Notre voiture traverse les rues menant à la Place Vendôme et le regard de Tee Grizzley brille en voyant défiler les devantures de luxe. « Ah ! Il y a un Valentino ici ? Il faut absolument qu’on fasse un tour là-bas », prévient-il d’une voix monocorde. Je décide alors de lui faire écouter Booba et son titre « 92i Veyron ». Sa tête se retourne de suite. « J’adore l’instru, c’est chaud ! » s’exclame JB, tandis que le rappeur de Détroit bouge frénétiquement le crâne. « Tu sens que le mec maîtrise les vibes. Qu’est-ce qu’il raconte dans le morceau ? » me demande ce dernier. J’essaie de traduire ses paroles puis je décide de résumer le premier couplet en quelques mots : l’histoire d’un nouvel homme riche qui parle de son passé, de l’adversité et de son isolement face à cette situation. « C’est nouveau comme son, ça ? » J’ai presque l’impression qu’il est déçu de ne pas saisir le sens des mots qui s’échappent de la radio. C’est alors que je décide de passer « Chasse à l’homme » de Niska, je lui explique qu’on joue ce titre dans toutes nos soirées et que ça crée l’anarchie à chaque fois. « Pourquoi tu ne traduis pas ce qu’il dit là ? » me demande JB. « J’ai vraiment envie de rapper sur ce track, il est très chaud ! » enchaîne Tee avec un grand sourire, notant en même temps le nom du morceau ainsi que celui du rappeur. Sans blague.

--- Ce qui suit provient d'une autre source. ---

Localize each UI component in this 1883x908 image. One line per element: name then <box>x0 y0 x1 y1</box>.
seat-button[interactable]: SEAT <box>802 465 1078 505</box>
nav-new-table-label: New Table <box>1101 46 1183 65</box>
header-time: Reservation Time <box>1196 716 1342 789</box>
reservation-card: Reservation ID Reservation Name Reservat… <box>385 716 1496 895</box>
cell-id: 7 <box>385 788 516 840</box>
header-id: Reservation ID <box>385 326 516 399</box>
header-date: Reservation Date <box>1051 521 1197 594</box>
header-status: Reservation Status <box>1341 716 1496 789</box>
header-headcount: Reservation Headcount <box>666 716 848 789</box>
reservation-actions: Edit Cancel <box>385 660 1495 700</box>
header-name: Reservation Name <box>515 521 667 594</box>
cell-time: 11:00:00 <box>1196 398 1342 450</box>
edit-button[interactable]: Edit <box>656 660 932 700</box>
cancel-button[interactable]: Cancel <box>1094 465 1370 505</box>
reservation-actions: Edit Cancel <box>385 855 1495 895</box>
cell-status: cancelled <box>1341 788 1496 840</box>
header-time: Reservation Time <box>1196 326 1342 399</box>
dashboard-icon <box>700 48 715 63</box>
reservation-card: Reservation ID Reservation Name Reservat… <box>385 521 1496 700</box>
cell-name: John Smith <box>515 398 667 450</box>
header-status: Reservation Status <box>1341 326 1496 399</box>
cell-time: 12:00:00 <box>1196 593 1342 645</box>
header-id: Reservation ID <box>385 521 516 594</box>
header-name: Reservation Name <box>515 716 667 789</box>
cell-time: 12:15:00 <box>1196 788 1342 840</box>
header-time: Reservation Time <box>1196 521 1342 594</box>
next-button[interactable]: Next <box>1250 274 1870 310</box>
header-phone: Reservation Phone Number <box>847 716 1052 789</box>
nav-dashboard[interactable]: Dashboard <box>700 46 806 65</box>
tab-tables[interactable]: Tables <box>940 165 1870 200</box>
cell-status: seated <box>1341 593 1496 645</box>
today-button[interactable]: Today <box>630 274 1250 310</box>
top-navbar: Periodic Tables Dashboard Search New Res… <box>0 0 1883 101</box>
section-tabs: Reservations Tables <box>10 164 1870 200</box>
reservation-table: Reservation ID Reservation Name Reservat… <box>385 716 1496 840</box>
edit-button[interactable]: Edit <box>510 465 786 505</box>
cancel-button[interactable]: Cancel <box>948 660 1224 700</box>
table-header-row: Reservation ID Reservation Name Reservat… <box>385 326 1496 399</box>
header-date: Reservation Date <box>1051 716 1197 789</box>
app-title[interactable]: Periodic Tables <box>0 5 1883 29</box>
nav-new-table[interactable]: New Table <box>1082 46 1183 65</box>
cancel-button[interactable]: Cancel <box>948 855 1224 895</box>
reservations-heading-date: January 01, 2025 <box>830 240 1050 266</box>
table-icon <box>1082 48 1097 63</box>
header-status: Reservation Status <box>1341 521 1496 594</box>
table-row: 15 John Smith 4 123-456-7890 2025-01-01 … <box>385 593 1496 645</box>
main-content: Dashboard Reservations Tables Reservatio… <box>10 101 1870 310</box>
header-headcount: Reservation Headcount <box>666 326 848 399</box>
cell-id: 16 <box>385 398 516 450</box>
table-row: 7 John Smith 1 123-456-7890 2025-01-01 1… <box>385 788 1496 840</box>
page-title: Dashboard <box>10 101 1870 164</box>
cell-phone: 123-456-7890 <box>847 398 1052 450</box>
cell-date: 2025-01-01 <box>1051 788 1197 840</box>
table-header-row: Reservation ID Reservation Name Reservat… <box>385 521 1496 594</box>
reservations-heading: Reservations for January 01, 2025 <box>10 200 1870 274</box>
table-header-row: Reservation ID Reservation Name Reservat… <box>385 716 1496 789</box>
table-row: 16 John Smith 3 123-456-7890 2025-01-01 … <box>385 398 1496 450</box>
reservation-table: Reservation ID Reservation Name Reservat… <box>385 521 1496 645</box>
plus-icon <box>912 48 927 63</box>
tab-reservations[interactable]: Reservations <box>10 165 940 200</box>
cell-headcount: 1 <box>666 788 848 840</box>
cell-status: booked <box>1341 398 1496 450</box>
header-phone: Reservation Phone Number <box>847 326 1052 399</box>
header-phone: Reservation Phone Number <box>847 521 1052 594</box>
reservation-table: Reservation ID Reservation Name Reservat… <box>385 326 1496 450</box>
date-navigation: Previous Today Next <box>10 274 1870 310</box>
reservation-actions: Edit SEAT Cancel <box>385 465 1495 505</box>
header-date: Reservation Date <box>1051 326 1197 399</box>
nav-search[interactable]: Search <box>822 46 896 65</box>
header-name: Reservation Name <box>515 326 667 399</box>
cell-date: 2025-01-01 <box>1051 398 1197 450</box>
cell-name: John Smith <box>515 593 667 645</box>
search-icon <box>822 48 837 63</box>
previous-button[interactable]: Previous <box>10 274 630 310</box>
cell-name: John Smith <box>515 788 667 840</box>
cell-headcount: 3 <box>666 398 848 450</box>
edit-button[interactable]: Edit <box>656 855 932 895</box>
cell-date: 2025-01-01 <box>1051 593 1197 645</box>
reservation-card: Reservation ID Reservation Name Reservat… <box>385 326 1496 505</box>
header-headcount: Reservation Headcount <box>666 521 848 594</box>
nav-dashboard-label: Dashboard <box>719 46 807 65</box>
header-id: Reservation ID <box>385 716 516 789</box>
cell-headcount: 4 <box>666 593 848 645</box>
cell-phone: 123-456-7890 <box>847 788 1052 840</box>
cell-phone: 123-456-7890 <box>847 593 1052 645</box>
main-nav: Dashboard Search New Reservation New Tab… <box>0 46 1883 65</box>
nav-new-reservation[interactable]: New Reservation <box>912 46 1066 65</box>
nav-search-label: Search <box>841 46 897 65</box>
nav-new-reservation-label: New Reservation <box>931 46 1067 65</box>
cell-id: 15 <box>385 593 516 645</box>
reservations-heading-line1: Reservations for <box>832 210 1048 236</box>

C’est fou comment la musique aide géographiquement. En décrivant à Tee Grizzley où sont les places fortes du rap en France et dans la capitale, j’arrive à lui expliquer la notion de Grand Paris. Je parviens à lui faire comprendre notre système des banlieues grâce au groupe PNL et leur très cher 91, en lui racontant le raz-de-marée provoqué par le duo à travers toute sa stratégie marketing, son concert avorté à Coachella, son univers. « Ok donc si je cherche un truc à faire, il vaut mieux que j’aille en banlieue, c’est ça ? » Euh… Tout dépend de ce qu’on recherche, mais Paris reste Paris et jusqu’à preuve du contraire, la ville centralise beaucoup de choses. « En gros, t’es en train de me dire que les meilleurs rappeurs viennent de banlieue ? » demande-t-il avec sa question rhétorique. Je décide de ne pas me mouiller. Les goûts et les couleurs, dirons-nous.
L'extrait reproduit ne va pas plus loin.